According to a news report at the time, the breakthrough in the case came in November 1996 when two men were arrested for trying to pay a R7 000 bribe to have the Kao murder docket disappear.

It appears one of those arrested, Francis Chen, spilled the beans and two days later Huang and his accomplices were arrested.

The trial began in the Bloemfontein High Court in November 1997.

In the dock were Huang, then 37; another Taiwanese man, Chien-Feng Li; Chen Jan Chin, a Chinese man; Charles Alfred Zeelie and Farryl Graham Miller, respectively a former policeman and reservist. Zeelie and Miller were later acquitted.

The trial was not without incident and the case was conducted under high security conditions because police believed the accused were part of a Chinese crime network.

The court heard evidence of concerns about a jailbreak while the accused were awaiting-trial prisoners at Kroonstad prison, as well as claims that warders there had accepted gifts from some of the accused.

Three Taiwanese interpreters withdrew their services before the trial got properly under way.

According to court reports the indictment claimed the motive for the murder was that Kao’s family owed Huang money.

The prosecution believed that Huang, through his business interests, had become involved in the local Chinese mafia. However, the defence challenged evidence about this, saying it was prejudicial to the accused and was irrelevant to the murder charge, an objection upheld by Judge CB Cillié.

Jin-Wei, who had been brought from China two days before the start of the trial, was the main state ­witness.

The evidence was that Kao had been kidnapped and taken to Huang’s old house in Edenvale, where Huang and others arrived later. Kao was then taken to Huang’s new home in Paulshof.

The court found that Kao was already half-naked and injured when he left Edenvale and that it was outrageous for Huang to claim not to have noticed this.

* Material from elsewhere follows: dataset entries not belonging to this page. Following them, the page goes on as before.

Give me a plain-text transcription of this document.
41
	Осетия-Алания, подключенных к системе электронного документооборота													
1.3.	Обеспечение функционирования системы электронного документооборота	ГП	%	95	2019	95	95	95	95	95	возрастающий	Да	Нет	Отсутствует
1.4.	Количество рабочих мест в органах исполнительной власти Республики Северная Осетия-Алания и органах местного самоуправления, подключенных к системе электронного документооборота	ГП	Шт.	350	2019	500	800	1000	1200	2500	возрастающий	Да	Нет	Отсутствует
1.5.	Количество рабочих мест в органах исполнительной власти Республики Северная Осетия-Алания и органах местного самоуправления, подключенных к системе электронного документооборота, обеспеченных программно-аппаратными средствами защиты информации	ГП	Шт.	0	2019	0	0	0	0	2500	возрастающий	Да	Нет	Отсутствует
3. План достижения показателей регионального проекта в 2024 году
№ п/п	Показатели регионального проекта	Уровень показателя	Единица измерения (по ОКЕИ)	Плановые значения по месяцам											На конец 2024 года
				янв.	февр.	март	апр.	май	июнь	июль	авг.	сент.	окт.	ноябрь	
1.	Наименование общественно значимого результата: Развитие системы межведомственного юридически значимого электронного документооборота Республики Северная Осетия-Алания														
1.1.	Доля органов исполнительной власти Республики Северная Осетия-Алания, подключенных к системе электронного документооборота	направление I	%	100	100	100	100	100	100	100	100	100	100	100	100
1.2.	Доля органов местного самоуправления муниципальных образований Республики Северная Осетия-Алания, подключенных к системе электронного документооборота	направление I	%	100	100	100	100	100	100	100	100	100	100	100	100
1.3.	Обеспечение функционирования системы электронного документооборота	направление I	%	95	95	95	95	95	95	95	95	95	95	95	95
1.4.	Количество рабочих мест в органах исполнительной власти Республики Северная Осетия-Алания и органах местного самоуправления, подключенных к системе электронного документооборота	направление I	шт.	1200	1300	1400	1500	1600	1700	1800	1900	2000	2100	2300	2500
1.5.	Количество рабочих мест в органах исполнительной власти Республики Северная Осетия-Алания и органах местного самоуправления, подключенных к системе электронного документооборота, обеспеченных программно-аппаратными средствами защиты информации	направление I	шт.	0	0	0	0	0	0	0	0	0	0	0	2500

From Paulshof the group travelled in two vehicles to Koppies and just off the N1 Kao was taken into the veld and killed.

In his ruling in August 1998 Cillié said Huang and Li — whom he described as the two “big bosses” — gave evidence that amounted to “infamous lies” and insulted the court’s intelligence. They were each sentenced to an effective 12-year prison term.

In prison, however, Huang says he turned his life around.

A 2003 high court judgement, in an application for remission of sentence launched by Huang and Li, noted: “Both applicants gave assistance to the South African Police during their imprisonment that enabled the police to achieve significant success in a large number of cases.”

Based on this they applied to the regional commissioner of correctional services for a special remission of sentence. This was supported by correctional services officials who requested a remission of between six years and 34 months.

Huang had already received a remission of 15 months.

The court found that the Act permitted only a further two-year remission to be granted to a prisoner who had delivered highly commendable service.

Huang’s former police “handler”, Purie van Rooyen, also provided an affidavit in support of Huang in an earlier application in which the latter claimed his release on parole was being delayed “in an attempt to force me to testify against Mr [Tatolo] Setlai”.

Setlai was the Grootvlei prison manager who blew the whistle on corruption at the prison and himself became a target of investigation in 2003. Van Rooyen said he was told by investigators that Huang’s parole would be more easily processed if he was prepared to testify against Setlai.

Van Rooyen said that Huang declined to make a statement since he had no knowledge of anything to testify about against Setlai.

He noted: “I am convinced that the department of correctional services had granted the parole of the applicant and the date was set for it but, because of the problems between Mr [Willem] Damons [a senior correctional services official] and Mr Setlai, whose revelations gave impetus to the Jali Commission, they [the department] wanted to victimise him because he didn’t want to testify against Mr Setlai.”

Van Rooyen, who is now a senior manager of Protea Coin security, is still on friendly terms with Huang.